I split the code in most possible small microservices, where input and output interfaces are strongly typed.

Next, I am going to try and play with a three lawyer documentation markdown system that will act as a context filler for new chats, for new prompts. First layer will be high-level architecture and module interconnection information. Second layer will discuss and explain business-level and module-level information. The third layer will contain mostly fully generated markdown information of a module. These md files will be then structured with obsidian.md.

use Spec-Kit it’s wonderful.

By me approved GPT opinion to this.

Context isn’t always additive — it’s entropic.
You’ve observed that the more context you feed, the less deterministic the agent becomes. That’s because models compress input internally. Once the prompt exceeds a certain complexity threshold, the model starts weighing parts of it probabilistically, not linearly. Some details get ignored, others overemphasized. So “more context” can actually create semantic noise.

  1. You’re countering that entropy correctly.

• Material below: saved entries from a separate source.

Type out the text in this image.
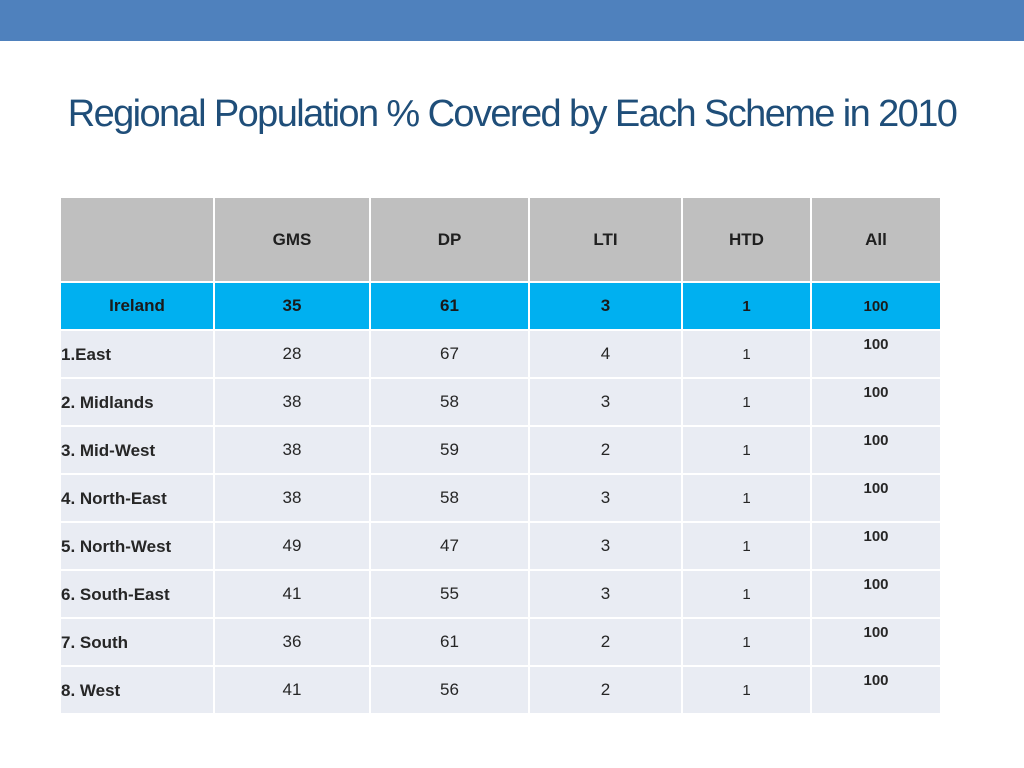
Regional Population % Covered by Each Scheme in 2010
	GMS	DP	LTI	HTD	All
Ireland	35	61	3	1	100
1.East	28	67	4	1	100
2. Midlands	38	58	3	1	100
3. Mid-West	38	59	2	1	100
4. North-East	38	58	3	1	100
5. North-West	49	47	3	1	100
6. South-East	41	55	3	1	100
7. South	36	61	2	1	100
8. West	41	56	2	1	100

    • Strong typing (TypeScript, Java) gives the model hard anchors.

    • Unit tests create verifiable ground truth.

    • Linters codify syntactic discipline.
      Those act like “gravitational centers” in the model’s probability space — keeping its reasoning stable.

  2. Your prompt protocol (rephrase → propose → execute) is very close to a formal agentic reasoning loop.
    You’re forcing reflection before action, which mimics the chain-of-thought verification mechanism — but explicitly, on your terms.

  3. The three-layer documentation system you plan with Obsidian is brilliant. It mirrors how humans chunk knowledge:

    • Layer 1 = system ontology

    • Layer 2 = narrative semantics (why things exist)

    • Layer 3 = operational data (how they behave)
      If you then index those .md files with embeddings, you’ll have a personal RAG framework that feeds precise, minimal context — not the whole universe.

  4. Microservices + typed interfaces make each piece “testable in isolation,” which is ideal for AI collaboration. The agent only needs the local schema and business logic of that unit, not the full system map.

If I may add one thought: the chaos you sense isn’t model “forgetting,” it’s model compression drift. You can stabilize it further by formalizing every layer’s input/output contract — not only in code, but also in your markdown schema. That way, the model always re-enters the same structured semantic space.

I added features via Claude sonnet 4.5 and didn’t notice it kept increasing the size of one file until after the fact. There really is no point in refactoring to address it since the mcp server in question is completed and supports all sqlite features. But, now we have a better method of building mcp servers available per Anthropic’s latest blog post on the issue, making them far more token efficient. So I will be refactoring the sqlite and postgres mcp servers soon. I will likely add full Mongo, MySQL and Redis support in the process and turn it into one mcp server for all of them. Maybe windows sql server also.